Propagation or repotting:

  • There is no rush for re-potting. Moth orchids are monopodial orchids, i.e. their growth is upwards with one apical meristem. Re-pot when new growth has reached the rim of the pot.
  • Side shoots can develop at the base of the stem, which can be left to grow.
  • Shoots can also be produced on flower stalk when all the flowers have dropped. This shoot is known as keiki. Keiki can be removed and grown in a separate pot as a new seedling.
  • After repotting, cover the seedlings with a clear plastic bag to retain moisture and do not feed for at least a month. Repot using orchid compost, a mixture of bark, Sphagnum moss and Perlite.


  • To avoid over watering, place pot on tray filled with pebbles instead of drip tray. This will also create a suitable microclimate.
  • In centrally heated rooms, leaves can be wiped with a wet sponge using tepid water. This is only necessary if the leaves and root surface appeared to be dry or shrivelled.
  • After it has finished flowering, cut the flower stalk just below the bottom flower and, this will allow it to flower again on the same stalk.
  • Placing Moth Orchids outside is not recommended as the night temperature can be too low, even during summer.
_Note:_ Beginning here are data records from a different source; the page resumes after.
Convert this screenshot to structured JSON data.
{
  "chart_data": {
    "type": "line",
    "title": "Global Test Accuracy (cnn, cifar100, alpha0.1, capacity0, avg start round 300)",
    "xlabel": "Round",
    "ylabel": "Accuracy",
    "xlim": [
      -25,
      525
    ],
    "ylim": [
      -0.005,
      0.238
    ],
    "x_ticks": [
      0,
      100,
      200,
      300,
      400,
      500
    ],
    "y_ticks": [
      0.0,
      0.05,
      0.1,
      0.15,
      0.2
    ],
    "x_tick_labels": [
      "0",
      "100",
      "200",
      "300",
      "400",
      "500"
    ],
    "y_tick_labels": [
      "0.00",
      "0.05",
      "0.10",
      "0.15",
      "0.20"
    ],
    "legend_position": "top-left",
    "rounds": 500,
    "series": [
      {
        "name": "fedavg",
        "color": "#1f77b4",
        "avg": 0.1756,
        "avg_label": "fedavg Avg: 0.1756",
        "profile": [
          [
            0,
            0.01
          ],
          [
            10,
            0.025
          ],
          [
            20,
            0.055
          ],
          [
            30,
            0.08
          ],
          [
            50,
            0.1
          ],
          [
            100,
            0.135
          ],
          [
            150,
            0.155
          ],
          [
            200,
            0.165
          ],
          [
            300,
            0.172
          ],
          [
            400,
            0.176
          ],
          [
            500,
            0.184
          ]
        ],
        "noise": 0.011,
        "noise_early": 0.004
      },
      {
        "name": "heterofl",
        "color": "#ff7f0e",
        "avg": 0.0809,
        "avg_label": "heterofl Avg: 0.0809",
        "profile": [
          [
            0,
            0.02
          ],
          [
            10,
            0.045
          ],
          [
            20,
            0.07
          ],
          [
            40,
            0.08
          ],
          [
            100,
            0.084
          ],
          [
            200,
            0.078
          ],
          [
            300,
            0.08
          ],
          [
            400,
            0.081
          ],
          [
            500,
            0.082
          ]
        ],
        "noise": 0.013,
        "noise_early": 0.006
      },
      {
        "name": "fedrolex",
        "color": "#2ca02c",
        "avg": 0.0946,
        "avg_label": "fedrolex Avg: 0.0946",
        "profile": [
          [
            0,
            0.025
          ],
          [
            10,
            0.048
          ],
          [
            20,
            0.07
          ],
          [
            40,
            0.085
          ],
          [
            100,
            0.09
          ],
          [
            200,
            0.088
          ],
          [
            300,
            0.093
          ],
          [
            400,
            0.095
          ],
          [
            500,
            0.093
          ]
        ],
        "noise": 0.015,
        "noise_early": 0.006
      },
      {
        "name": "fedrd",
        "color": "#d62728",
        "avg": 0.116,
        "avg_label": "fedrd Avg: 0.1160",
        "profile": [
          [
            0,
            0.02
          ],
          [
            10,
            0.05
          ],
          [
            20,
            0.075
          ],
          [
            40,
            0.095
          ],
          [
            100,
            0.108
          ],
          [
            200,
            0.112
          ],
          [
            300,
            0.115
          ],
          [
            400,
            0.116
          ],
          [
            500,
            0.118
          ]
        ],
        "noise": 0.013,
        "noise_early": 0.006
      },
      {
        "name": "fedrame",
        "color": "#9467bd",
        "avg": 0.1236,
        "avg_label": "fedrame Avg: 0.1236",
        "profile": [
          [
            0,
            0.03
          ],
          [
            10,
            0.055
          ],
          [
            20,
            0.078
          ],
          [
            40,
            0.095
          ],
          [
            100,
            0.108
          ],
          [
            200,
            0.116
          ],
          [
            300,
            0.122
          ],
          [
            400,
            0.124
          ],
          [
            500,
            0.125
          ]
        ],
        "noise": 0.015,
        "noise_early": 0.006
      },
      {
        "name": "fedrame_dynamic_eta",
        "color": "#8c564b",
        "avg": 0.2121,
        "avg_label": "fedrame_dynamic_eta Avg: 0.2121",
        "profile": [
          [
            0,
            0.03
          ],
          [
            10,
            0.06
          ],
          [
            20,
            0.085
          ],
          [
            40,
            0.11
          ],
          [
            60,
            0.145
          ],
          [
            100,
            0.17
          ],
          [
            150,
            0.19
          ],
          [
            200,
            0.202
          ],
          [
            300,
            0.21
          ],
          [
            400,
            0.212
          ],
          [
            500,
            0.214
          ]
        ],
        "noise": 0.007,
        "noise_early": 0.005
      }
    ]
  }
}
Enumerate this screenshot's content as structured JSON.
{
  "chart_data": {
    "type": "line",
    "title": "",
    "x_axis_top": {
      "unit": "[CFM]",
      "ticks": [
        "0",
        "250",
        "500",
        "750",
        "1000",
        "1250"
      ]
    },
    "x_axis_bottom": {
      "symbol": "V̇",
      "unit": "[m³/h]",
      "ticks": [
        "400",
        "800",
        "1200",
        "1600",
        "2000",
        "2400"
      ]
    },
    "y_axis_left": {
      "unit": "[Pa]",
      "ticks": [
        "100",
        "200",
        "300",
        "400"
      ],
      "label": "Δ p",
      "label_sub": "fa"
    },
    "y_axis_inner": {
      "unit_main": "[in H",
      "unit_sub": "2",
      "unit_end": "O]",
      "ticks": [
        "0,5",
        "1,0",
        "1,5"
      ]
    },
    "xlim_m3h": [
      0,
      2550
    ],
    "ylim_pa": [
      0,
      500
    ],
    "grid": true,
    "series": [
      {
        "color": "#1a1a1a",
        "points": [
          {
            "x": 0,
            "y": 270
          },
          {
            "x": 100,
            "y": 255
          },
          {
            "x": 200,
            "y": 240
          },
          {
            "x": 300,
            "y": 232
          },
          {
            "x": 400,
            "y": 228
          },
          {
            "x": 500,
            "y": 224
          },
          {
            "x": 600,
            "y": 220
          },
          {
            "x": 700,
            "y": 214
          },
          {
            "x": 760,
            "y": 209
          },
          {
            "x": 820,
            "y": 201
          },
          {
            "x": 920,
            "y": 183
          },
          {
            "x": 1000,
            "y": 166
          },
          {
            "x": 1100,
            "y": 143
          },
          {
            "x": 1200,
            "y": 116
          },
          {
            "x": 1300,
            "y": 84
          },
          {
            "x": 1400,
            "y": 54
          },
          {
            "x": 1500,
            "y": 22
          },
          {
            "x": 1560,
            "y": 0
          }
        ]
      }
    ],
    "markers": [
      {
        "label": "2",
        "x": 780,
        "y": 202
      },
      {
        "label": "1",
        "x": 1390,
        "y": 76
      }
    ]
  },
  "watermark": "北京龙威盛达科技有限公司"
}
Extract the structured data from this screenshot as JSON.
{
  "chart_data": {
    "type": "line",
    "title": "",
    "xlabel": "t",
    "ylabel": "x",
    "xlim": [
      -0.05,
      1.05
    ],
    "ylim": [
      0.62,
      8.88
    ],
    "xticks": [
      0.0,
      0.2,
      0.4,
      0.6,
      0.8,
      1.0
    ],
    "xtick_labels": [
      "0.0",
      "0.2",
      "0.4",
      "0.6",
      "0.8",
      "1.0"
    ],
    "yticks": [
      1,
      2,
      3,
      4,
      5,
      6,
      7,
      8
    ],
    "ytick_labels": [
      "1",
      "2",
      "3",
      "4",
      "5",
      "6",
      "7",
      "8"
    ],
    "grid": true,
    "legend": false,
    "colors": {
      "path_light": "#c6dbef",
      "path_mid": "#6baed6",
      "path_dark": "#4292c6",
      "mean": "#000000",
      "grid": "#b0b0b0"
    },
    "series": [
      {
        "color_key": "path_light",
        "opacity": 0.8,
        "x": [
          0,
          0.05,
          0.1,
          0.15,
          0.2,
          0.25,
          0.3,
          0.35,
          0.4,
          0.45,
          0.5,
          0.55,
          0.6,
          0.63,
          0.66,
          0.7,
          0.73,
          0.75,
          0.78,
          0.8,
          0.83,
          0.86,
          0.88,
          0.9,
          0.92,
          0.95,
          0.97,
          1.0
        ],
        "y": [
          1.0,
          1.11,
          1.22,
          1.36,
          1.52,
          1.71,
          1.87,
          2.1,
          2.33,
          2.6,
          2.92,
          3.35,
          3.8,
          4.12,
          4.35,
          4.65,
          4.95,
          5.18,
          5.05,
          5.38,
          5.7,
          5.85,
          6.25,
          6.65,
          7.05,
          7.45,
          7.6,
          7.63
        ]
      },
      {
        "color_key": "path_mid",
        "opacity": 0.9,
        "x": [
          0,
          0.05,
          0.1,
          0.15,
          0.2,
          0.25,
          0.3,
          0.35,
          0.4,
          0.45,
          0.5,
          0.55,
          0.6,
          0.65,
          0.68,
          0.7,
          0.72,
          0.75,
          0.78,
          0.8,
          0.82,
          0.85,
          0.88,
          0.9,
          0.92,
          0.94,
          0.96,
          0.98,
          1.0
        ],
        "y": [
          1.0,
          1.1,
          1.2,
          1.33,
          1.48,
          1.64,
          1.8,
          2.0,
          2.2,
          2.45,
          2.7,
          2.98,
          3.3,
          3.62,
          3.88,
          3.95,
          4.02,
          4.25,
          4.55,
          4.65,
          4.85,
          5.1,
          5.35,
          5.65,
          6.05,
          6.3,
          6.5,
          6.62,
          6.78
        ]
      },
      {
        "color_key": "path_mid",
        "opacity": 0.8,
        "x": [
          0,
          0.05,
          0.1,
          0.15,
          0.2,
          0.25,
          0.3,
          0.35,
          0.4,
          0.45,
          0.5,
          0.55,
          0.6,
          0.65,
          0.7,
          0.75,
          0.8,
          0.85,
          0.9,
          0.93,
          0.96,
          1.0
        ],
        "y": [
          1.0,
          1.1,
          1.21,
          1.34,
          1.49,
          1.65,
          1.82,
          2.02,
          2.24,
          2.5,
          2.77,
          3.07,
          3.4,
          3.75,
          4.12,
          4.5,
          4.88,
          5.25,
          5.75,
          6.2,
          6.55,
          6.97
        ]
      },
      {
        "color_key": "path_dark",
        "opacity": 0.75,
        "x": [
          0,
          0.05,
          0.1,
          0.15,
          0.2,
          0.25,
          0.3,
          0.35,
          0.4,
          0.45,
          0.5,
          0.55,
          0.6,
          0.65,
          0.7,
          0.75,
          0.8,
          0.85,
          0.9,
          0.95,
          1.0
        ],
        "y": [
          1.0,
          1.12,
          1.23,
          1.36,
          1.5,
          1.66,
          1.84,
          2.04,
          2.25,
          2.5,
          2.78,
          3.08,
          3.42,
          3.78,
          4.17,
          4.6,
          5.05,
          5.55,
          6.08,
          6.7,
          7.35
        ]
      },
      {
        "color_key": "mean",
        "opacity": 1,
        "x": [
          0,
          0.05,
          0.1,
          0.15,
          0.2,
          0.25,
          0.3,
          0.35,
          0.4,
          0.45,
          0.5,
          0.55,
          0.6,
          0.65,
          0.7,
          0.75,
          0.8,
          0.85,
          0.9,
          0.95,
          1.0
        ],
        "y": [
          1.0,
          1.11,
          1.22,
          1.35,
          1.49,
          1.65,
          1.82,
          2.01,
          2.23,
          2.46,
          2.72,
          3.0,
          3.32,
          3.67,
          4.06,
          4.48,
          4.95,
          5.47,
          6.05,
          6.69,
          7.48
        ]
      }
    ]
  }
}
  • Grow your Moth Orchid next to an African violet. When there is too much light, the leaves of the African violet will turn reddish brown. Move your Moth Orchid immediately into a more shaded area.
  • When grown in a glasshouse, Moth Orchids can also be planted in a hanging pot or a piece of wood. For this, place some Sphagnum moss on a piece of wood (preferably drift-wood) and tie (not too tight) the orchid on the wood until the roots are fully developed and attached to the wood. Hang at a 45° angle facing West or East.
  • One problem with Phalaenopsis is Bud Drop, which is caused by low temperatures and lack of light. Cut back the flower stalk below the bottom flower to encourage a new flower stalk and rectify the conditions.